Think about the amount of data that must be processed. Let's say a switcher has four sources on-screen simultaneously, and let's assume that only 40 percent of each picture contains active pixels on the composited screen at any one time (taking into account keys and picture manipulations). The output picture would contain less than 2Gb/s of content and be made from input streams totaling less than 5Gb/s. If each output pixel requires five calculations total, which is easily the case with layered effects, the total calculation capability of the system must be in the neighborhood of 6 billion operations per second. In reality, the number of individual operations done is far greater, with deserializing inputs, processing data in parallel and formatting of the output stream each requiring many operations.
Of course, with the capabilities of modern processors, this should be a piece of cake. Put enough processing power in the loop, and you can jam almost any number of inputs into a production switcher and perform an arbitrarily large number of calculations needed to manipulate each source in the output stream of bits.
However, there is a fact that must be taken into account. Production switchers are isochronous devices (i.e. real time), and the latency of the system must be constrained to low values to make practical use of live sources in a production. Most modern switchers process the full signal path in one video frame, about 33ms. One input or 10 on the screen cannot change this latency, or the system will not work in a real-world implementation.

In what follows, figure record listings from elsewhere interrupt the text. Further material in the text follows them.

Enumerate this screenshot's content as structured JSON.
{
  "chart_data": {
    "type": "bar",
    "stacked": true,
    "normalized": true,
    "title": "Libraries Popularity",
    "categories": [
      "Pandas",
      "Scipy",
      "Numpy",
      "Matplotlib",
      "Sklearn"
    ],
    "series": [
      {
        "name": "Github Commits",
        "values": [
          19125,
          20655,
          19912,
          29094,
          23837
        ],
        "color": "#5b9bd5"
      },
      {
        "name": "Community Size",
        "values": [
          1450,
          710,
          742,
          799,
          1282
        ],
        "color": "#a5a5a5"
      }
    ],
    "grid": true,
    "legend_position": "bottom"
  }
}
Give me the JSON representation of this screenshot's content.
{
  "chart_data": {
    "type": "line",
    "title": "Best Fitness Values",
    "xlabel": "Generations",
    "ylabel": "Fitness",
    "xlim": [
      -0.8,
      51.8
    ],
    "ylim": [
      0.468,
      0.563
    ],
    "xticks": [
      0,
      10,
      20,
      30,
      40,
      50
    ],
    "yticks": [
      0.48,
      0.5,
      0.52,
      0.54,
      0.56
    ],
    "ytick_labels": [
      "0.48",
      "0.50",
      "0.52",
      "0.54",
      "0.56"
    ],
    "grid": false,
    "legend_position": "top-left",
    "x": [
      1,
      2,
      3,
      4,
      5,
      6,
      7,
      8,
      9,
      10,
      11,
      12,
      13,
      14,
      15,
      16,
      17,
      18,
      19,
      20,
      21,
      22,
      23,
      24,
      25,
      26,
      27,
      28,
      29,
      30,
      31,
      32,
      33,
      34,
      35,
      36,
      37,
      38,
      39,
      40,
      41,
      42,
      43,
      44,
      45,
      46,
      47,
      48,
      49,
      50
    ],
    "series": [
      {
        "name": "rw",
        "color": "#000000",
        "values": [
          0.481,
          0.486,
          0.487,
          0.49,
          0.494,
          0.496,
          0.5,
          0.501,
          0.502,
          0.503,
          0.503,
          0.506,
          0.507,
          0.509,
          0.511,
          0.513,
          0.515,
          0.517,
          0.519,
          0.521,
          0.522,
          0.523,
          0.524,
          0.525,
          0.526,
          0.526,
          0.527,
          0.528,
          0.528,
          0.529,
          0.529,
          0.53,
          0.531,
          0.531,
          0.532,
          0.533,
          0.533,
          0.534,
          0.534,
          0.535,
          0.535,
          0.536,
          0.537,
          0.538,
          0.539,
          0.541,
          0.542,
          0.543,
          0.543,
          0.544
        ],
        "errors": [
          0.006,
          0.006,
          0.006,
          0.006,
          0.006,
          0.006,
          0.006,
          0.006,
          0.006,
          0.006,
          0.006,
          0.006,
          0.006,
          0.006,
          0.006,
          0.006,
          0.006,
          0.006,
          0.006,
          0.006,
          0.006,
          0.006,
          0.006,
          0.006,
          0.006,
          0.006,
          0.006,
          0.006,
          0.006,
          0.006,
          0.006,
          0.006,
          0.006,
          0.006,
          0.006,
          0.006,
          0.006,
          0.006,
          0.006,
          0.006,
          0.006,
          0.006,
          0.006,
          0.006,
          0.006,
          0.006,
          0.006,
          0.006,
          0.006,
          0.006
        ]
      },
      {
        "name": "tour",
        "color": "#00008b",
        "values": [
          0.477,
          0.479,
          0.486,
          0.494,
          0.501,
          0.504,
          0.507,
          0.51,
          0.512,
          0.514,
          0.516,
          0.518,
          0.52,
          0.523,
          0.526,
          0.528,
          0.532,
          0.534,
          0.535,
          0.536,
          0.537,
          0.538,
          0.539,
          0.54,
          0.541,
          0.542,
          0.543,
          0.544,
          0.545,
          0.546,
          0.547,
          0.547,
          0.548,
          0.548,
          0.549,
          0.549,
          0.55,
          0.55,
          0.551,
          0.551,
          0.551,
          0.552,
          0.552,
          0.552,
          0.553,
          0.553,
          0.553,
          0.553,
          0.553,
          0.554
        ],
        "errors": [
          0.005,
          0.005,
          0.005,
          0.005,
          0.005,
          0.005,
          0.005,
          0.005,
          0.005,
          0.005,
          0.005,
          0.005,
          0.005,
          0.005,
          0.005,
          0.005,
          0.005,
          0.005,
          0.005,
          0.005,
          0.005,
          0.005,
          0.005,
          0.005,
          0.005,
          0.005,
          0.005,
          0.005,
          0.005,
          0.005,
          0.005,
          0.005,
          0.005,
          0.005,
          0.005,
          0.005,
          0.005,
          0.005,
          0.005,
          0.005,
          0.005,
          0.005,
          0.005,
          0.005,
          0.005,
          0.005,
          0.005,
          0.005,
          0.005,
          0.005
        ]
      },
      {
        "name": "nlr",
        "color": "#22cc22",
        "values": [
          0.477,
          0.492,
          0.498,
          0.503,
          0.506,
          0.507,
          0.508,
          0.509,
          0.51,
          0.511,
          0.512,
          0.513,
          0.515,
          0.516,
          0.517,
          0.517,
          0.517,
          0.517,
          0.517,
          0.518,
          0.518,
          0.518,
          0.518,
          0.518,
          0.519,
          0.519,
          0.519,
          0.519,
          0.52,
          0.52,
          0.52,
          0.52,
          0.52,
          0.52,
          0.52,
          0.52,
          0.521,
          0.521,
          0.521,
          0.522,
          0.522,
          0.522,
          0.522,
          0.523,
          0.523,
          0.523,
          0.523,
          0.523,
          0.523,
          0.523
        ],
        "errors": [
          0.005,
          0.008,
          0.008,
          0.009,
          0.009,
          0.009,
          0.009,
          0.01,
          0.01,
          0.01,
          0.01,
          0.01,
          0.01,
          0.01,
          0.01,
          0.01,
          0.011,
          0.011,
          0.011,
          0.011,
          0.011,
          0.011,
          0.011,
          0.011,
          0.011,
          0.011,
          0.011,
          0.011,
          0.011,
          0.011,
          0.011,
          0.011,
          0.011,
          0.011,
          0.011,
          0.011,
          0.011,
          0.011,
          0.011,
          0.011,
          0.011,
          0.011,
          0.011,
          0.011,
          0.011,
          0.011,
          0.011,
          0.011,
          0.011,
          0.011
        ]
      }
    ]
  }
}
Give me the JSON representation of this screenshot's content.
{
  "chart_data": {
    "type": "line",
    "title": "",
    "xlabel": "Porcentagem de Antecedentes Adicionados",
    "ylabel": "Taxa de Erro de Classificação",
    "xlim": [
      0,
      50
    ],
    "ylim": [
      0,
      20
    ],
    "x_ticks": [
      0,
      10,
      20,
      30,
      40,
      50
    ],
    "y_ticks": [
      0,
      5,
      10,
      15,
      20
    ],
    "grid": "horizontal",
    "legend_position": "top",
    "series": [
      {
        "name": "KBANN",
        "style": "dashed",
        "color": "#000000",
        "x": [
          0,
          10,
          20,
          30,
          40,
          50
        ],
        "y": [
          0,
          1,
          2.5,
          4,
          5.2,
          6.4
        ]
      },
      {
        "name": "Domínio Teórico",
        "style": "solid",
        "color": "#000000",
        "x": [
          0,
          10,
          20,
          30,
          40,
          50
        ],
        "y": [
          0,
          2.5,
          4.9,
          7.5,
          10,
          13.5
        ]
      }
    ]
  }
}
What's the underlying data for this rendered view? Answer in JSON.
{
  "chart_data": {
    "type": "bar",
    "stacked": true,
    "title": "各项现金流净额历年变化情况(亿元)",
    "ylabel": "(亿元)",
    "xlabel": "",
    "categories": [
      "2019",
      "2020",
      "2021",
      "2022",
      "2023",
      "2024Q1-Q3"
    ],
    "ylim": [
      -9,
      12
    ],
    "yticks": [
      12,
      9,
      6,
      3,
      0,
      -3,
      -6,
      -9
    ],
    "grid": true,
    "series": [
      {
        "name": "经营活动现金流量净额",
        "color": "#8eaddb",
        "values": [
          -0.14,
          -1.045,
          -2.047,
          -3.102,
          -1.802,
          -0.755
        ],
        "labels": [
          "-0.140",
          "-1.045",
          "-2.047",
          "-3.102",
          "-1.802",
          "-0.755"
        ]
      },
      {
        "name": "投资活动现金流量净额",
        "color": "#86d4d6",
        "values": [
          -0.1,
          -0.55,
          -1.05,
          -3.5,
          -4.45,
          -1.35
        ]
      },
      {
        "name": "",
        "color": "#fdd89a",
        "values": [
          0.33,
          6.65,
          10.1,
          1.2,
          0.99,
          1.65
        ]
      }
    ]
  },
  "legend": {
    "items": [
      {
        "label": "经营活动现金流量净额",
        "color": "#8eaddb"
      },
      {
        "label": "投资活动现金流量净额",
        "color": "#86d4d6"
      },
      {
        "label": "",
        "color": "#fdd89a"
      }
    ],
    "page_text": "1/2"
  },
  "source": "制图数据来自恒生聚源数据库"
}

In practical terms, this would not be possible without specialized hardware processors. Each input is deserialized in real time with low latency, and each process must equally be done in a short time period. Manipulations that change the picture size or geometry, often outboard processes called digital video effects, are now inboard processes done sometimes on boards with that function alone.
Keys and other pixel-level manipulations are done in DSP, operating at truly astounding speed. Even more amazing to me is that many processes must happen in a series, stacking up calculations and shortening the available time period to produce the final output pixels.
Behind all of this must be two other supporting software systems. One real-time system moves the data from processing element to processing element, and must do so with tight tolerances, considering that each pixel is less than 1ns long. To provide a reference, light moves about 8in per nanosecond.
The other software system can virtually loaf in comparison, for it controls the operator interface and coordinates communication between the control panel and the processing engine(s). That system is fast enough if it can reliably move commands from the real-time control panel to the processor fast enough to make a cut happen on the next frame after the button is pushed. The shortest time period for this synchronization of operator interface and processing power is between 1ms and 16ms, during which time perhaps a million pixels or more could be processed to the output of the switcher.
The best news is that this technology has been available for a generation and has gotten steadily better. One of the first all-digital production switchers, the Thomson Grass Valley Kadenza, was introduced 20 years ago. It required parallel digital connections (SMPTE 125M) but offered some innovative approaches, such as either a layer approach or a more conventional mix/effects orientation. Over the past 20 years, the cost has come down, and the capability has gone up. The Kadenza was 525/625 only, in no small measure because digital interfaces for HD signals weren't available. Current products offer HD or SD capabilities, and more than one manufacturer offers processing of (essentially) any input format, SD or HD, in the same output stream.
I can clearly see a trend toward picture format agnostic processing in production switchers. This capability comes quite naturally as a result of the special purpose scaling engines that are available in so many products today, from HD/SD format converters to aspect ratio converters and up/downconverters. Scaling engines are modest cost options in cameras, VTRs, frame synchronizers and other devices. Modular products occupying one or two slots in a card frame can now perform scaling and format conversion that once took many boards in expensive special purpose hardware.
The Holy Grail
The logical conclusion is that product differentiation will lead to increasingly flexible capacities in switchers and long-term reductions in cost. At some point in the future, the Holy Grail of a blade server, which performs the functions of a production switcher, will be achieved, but for now, it seems out of reach for practical and affordable baseband real-time production switchers.
John Luff is a broadcast technology consultant.